The agreed amount is quite a discount to the unit’s net asset value of €1.7 billion.
According to CaixaBank, Spain’s third largest bank, the final price will be adjusted to Barclays Bank SAU’s net asset value at the end of 2014.
The deal does not include Barclays’ investment banking business in Spain or its credit card division (Barclaycard). The London-based bank will carry on operating these businesses in Spain.
CaixaBank’s acquisition includes about 550,000 clients, 270 branches and 2,400 workers.
Below are some highlighted data on Barclays Bank SAU provided by the Spanish bank:
- Assets: €21,600 million,
- Net loans (June 2014): €9,900 million,
- Assets Under Management: €4,900 million,
- Below-average default ratio.
Gonzalo Gortázar, CEO of CaixaBank, said:
“This acquisition will enable us to enhance our personal and private banking businesses in Spain, strengthening our counseling offer to our customers, and will enable us to accelerate organic growth due to the improving economic context. CaixaBank has experience in consolidating entities with high private and personal banking.”
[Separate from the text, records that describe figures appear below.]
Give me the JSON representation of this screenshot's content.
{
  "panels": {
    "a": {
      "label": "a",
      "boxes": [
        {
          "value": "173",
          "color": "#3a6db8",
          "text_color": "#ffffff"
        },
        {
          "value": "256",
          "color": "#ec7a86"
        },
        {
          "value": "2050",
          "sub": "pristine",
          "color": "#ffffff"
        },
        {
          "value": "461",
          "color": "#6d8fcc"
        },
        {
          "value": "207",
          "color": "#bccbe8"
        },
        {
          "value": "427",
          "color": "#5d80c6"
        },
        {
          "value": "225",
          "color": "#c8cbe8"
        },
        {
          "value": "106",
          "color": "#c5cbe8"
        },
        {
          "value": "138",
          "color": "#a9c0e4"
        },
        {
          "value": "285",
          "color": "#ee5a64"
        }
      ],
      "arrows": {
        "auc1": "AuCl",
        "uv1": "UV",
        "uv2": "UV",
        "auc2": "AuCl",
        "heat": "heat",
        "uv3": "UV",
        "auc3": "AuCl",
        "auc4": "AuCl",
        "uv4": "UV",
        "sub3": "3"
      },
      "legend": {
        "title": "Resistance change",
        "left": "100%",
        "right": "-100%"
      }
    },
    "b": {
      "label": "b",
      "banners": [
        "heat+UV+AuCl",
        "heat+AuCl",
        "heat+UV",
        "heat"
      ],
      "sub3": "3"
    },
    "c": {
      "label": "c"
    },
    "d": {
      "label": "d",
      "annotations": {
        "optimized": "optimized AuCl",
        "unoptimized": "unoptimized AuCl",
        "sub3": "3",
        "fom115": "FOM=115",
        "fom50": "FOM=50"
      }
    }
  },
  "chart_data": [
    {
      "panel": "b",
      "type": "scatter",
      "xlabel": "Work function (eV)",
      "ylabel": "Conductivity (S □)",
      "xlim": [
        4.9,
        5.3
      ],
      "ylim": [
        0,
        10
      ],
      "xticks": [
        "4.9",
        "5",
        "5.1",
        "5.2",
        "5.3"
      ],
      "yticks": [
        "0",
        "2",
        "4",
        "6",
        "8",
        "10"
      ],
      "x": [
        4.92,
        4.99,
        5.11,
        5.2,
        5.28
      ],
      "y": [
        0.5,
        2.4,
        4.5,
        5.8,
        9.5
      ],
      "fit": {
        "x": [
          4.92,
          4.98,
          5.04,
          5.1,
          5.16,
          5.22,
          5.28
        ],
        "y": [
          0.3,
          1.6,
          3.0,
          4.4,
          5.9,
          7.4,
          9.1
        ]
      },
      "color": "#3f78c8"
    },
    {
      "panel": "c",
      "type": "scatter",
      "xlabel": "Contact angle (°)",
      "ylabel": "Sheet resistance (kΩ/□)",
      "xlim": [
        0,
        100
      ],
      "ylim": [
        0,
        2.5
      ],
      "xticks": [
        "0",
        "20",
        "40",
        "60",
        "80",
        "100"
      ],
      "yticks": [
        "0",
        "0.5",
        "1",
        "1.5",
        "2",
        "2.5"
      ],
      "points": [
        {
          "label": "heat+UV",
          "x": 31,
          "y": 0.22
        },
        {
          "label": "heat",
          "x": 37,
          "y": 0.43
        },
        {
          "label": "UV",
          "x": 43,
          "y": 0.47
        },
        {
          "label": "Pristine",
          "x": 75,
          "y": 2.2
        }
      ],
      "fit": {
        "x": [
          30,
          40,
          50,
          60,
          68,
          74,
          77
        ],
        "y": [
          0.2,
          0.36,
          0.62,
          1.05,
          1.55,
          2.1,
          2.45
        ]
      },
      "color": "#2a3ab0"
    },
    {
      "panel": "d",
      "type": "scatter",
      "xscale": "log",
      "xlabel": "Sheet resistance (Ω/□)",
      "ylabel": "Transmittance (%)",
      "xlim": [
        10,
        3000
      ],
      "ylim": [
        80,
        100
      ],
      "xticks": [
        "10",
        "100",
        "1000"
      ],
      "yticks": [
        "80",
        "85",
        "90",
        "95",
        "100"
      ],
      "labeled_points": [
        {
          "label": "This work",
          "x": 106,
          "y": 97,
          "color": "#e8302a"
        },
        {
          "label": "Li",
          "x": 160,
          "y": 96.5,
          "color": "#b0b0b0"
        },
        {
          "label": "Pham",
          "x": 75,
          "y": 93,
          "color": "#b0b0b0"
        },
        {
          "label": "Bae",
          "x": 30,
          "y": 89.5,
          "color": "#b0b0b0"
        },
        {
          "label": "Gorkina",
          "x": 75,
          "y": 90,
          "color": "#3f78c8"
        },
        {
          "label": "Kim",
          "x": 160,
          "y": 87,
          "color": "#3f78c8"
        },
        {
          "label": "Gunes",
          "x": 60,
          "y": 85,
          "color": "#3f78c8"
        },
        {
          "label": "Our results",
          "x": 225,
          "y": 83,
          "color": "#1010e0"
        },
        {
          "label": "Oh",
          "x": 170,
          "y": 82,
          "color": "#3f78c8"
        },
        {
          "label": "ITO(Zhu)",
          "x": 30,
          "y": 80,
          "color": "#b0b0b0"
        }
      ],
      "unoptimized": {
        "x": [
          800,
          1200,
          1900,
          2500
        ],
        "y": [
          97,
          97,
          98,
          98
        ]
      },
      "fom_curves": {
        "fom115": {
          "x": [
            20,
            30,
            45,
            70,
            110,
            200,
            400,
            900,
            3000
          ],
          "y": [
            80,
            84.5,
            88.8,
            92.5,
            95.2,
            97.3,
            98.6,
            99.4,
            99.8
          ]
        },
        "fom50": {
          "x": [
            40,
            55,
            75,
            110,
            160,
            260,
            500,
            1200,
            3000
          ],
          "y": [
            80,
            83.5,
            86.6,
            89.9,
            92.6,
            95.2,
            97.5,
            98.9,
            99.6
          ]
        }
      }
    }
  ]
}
Sale of UAE retail banking business
Barclays also announced it has completed the sale of its United Arab Emirate Retail Banking Business to Abu Dhabi Islamic bank at an estimated pre-tax gain of £119 million ($197 million).
The transaction is confined to a portfolio of mortgages, unsecured credit and deposits.
Barclays is overhauling its business by cutting its workforce and selling off some European operations.
In May, Barclays said it would cut 19,000 jobs by 2016, nine thousand of them in the United Kingdom.
In July, it said it was abolishing bank cashiers, i.e. all its UK cashiers would be promoted to ‘community bankers’.
It also announced the creation of a ‘bad bank’, which included its retail divisions in France, Portugal and Spain.
Antony Jenkins, Barclays Group Chief Executive, said:
“I am pleased to be announcing further progress on Barclays Non-Core asset reductions through the transactions announced today. We remain on track to rebalance Barclays as part of our strategy to deliver sustainable returns for our shareholders.”
“I want to take this opportunity to thank our colleagues in the Spanish Retail Banking, Corporate Banking and Wealth and Investment Management businesses, as well as our Retail Banking colleagues in the UAE, for their hard work and professionalism over many years.”